It won’t be a surprise that it’s been a testing couple of weeks for London property. Tenants, buyers and indeed sellers have gone “a little quiet” to quote an understated fellow West Hampstead estate agent.
The post-referendum market feels very unnerved by the decision to leave the EU. Commercial property funds have been closing their doors, house builders’ shares have seen big falls and locally there are examples of buyers pulling out of purchases or re-negotiating the price.
This is of course all a fairly predictable outcome given the result of the referendum. After all the prime minster predicted house price drops of up to 20%, which was never going to instil confidence in a market already starting to feel a change in the wind. As it happens, we haven’t seen anything like 20% falls and most buyers are proceeding with fairly modest single figure percentage discounts at most.
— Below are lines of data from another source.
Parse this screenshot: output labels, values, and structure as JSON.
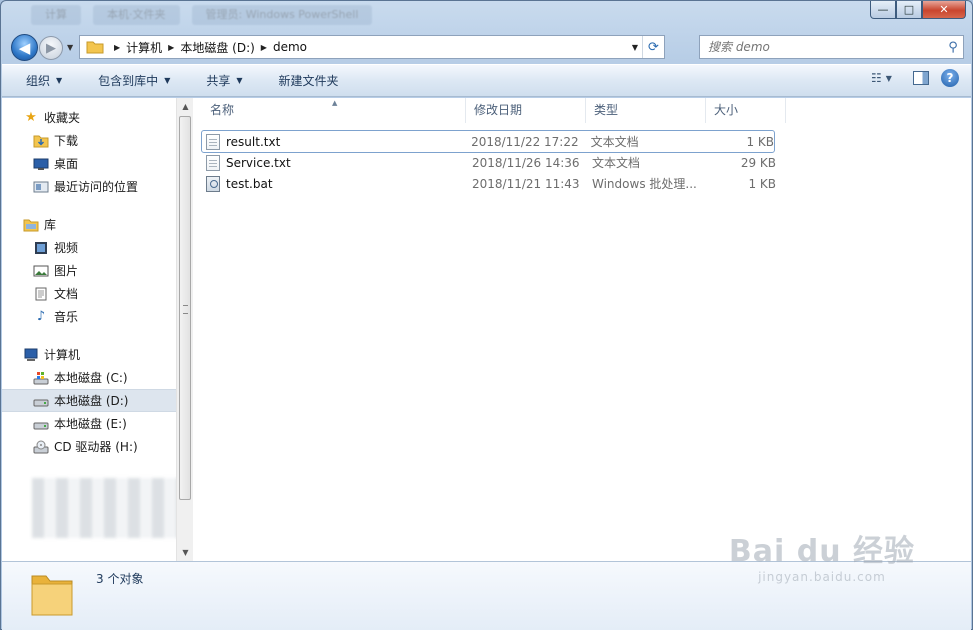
{
  "titlebar": {
    "ghost_tabs": [
      "计算",
      "本机·文件夹",
      "管理员: Windows PowerShell"
    ],
    "minimize": "—",
    "maximize": "□",
    "close": "✕"
  },
  "address": {
    "crumbs": [
      "计算机",
      "本地磁盘 (D:)",
      "demo"
    ]
  },
  "search": {
    "placeholder": "搜索 demo"
  },
  "toolbar": {
    "organize": "组织",
    "include_in_library": "包含到库中",
    "share": "共享",
    "new_folder": "新建文件夹"
  },
  "nav": {
    "favorites": {
      "label": "收藏夹",
      "items": [
        "下载",
        "桌面",
        "最近访问的位置"
      ]
    },
    "libraries": {
      "label": "库",
      "items": [
        "视频",
        "图片",
        "文档",
        "音乐"
      ]
    },
    "computer": {
      "label": "计算机",
      "items": [
        "本地磁盘 (C:)",
        "本地磁盘 (D:)",
        "本地磁盘 (E:)",
        "CD 驱动器 (H:)"
      ]
    }
  },
  "columns": {
    "name": "名称",
    "date": "修改日期",
    "type": "类型",
    "size": "大小"
  },
  "files": [
    {
      "name": "result.txt",
      "date": "2018/11/22 17:22",
      "type": "文本文档",
      "size": "1 KB",
      "icon": "text-file-icon"
    },
    {
      "name": "Service.txt",
      "date": "2018/11/26 14:36",
      "type": "文本文档",
      "size": "29 KB",
      "icon": "text-file-icon"
    },
    {
      "name": "test.bat",
      "date": "2018/11/21 11:43",
      "type": "Windows 批处理...",
      "size": "1 KB",
      "icon": "batch-file-icon"
    }
  ],
  "details": {
    "count": "3 个对象"
  },
  "watermark": {
    "main": "Bai du 经验",
    "sub": "jingyan.baidu.com"
  },
  "colors": {
    "accent": "#1e395b",
    "selection": "#dde5ee",
    "folder": "#f3c54f"
  }
}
The outcome of the referendum has been the catalyst, crystallising changes in the market that were already taking root. Stamp duty increases and the removal of mortgage interest relief were already putting downward pressure on prices, which of course was the intention of these policies in the first place. So no bad thing there, at least for the first-time buyers who are the intended beneficiaries.
However, Brexit uncertainty has potentially so many more wide-reaching consequences. How it will affect the property market in London is unknown. Only when the exit route is laid out and we have some idea what an independent UK will look like, will we be able to predict the impact on demand, supply, house prices, rents, housing policy and so on. Until then there will be a lot of questions on people’s minds: Is now the time to move? I was thinking of upgrading, is now the time to get a bigger mortgage? Is now the time to sell my investment flat? Are prices going to fall further?
What is certain is that it is uncertainty causing the problems. The route to EU exit is pretty unclear and there is no one at the helm. In time this will change, a new prime minister, and perhaps a new government, will take control, the fog will gradually clear and the market will find its feet.
The good news is that many young people still place huge importance on buying their first home. This week, we agreed the sale of a one-bedroom flat in NW6, at the asking price, to a first-time buyer who is very excited at the prospect of owning her first home–a desire too strong to be eroded by current economic and political uncertainty.